In this section we'll present some of the pros and cons of using the KNN algorithm.

Pros

  • It is extremely easy to implement
  • As said earlier, it is lazy learning algorithm and therefore requires no training prior to making real time predictions. This makes the KNN algorithm much faster than other algorithms that require training e.g SVM, linear regression, etc.
  • Since the algorithm requires no training before making predictions, new data can be added seamlessly.
  • There are only two parameters required to implement KNN i.e. the value of K and the distance function (e.g.
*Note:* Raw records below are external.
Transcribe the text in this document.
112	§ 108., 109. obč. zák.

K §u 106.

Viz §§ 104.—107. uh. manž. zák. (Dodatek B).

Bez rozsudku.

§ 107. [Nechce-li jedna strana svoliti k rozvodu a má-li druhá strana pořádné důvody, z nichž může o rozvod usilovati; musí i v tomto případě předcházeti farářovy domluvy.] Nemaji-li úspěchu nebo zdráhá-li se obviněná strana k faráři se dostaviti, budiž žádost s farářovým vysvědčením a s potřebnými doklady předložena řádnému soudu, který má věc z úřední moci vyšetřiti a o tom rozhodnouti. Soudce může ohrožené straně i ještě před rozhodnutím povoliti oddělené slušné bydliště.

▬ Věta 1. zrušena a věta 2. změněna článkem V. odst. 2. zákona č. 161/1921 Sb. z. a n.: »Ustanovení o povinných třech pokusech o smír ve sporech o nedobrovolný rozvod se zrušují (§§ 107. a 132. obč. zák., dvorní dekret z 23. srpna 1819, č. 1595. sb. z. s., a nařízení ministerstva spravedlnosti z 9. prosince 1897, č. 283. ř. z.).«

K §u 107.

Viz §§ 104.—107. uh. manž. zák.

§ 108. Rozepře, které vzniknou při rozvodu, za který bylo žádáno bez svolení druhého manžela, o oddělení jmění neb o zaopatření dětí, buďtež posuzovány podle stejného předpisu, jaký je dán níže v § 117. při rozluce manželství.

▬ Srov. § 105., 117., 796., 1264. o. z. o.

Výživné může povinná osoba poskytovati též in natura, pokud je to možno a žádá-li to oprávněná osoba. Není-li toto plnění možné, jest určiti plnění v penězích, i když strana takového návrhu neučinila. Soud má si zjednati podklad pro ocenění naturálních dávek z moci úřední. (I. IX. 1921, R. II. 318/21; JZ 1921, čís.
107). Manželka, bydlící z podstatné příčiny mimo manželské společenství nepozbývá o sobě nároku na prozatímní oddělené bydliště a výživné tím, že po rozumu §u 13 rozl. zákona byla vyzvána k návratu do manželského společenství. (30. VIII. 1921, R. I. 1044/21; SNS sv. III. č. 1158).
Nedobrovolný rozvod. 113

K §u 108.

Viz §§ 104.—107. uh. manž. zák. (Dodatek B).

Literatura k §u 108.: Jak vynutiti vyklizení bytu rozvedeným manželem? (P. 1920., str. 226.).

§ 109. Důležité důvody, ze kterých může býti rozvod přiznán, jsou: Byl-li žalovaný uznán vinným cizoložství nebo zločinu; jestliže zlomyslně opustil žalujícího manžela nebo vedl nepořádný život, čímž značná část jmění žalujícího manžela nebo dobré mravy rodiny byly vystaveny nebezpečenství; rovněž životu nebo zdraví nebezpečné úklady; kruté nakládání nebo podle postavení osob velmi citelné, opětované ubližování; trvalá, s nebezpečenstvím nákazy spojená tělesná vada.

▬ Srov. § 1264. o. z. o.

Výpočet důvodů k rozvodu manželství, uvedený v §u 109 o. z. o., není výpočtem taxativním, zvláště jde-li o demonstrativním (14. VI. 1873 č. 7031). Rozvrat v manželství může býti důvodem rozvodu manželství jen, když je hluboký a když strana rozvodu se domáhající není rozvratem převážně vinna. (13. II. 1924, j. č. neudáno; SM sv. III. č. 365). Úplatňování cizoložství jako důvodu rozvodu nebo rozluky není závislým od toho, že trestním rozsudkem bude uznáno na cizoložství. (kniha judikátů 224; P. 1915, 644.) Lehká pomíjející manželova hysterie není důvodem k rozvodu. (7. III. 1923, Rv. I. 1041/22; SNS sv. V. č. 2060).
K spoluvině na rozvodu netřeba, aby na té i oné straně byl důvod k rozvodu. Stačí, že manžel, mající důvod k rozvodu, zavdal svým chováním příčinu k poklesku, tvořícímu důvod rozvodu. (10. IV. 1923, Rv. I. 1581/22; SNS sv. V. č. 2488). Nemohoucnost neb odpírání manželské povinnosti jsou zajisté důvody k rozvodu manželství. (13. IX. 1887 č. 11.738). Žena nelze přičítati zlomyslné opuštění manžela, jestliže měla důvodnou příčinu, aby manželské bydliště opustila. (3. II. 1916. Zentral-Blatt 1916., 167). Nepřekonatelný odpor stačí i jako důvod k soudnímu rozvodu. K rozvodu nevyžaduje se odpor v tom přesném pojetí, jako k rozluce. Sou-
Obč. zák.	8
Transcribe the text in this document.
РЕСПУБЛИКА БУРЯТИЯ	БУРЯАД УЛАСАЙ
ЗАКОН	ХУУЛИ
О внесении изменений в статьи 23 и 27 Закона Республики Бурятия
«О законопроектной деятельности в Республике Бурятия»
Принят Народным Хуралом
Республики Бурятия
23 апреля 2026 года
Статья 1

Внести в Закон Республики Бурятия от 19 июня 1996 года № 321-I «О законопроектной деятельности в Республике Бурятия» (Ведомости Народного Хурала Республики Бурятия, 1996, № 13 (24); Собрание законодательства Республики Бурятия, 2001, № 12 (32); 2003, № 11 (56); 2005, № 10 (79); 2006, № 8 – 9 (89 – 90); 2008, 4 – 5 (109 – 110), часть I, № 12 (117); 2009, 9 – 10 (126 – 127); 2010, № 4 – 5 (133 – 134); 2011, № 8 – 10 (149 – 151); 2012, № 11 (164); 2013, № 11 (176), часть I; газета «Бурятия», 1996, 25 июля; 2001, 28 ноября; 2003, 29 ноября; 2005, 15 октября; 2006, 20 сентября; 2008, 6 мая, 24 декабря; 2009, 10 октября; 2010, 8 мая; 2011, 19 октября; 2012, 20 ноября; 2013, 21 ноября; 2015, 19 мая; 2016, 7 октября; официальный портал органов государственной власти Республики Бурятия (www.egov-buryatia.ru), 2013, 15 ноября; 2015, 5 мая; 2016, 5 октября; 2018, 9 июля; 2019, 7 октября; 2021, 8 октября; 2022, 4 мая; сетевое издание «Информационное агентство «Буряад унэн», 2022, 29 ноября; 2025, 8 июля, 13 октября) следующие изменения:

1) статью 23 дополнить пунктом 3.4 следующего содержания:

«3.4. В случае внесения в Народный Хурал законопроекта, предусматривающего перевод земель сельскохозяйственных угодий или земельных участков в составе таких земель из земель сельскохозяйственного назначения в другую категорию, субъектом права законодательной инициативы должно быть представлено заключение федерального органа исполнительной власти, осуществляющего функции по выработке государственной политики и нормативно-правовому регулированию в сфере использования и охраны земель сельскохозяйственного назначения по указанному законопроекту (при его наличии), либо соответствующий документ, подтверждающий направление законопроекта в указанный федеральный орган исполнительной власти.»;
Euclidean or Manhattan etc.)
  • The boundary becomes smoother with increasing value of K
  • The training time for any value of k in kNN algorithm is the same. 1-NN ~ 2-NN ~ 3-NN
  • We can also use k-NN for regression problems. In this case the prediction can be based on the mean or the median of the k-most similar instances.

Cons

  • The KNN algorithm doesn't work well with high dimensional data because with large number of dimensions, it becomes difficult for the algorithm to calculate distance in each dimension.
  • The KNN algorithm has a high prediction cost for large datasets. This is because in large datasets the cost of calculating distance between new point and each existing point becomes higher. Finally, the KNN algorithm doesn't work well with categorical features since it is difficult to find the distance between dimensions with categorical features.
  • We have to ensure that the value of k is not too high or not too low.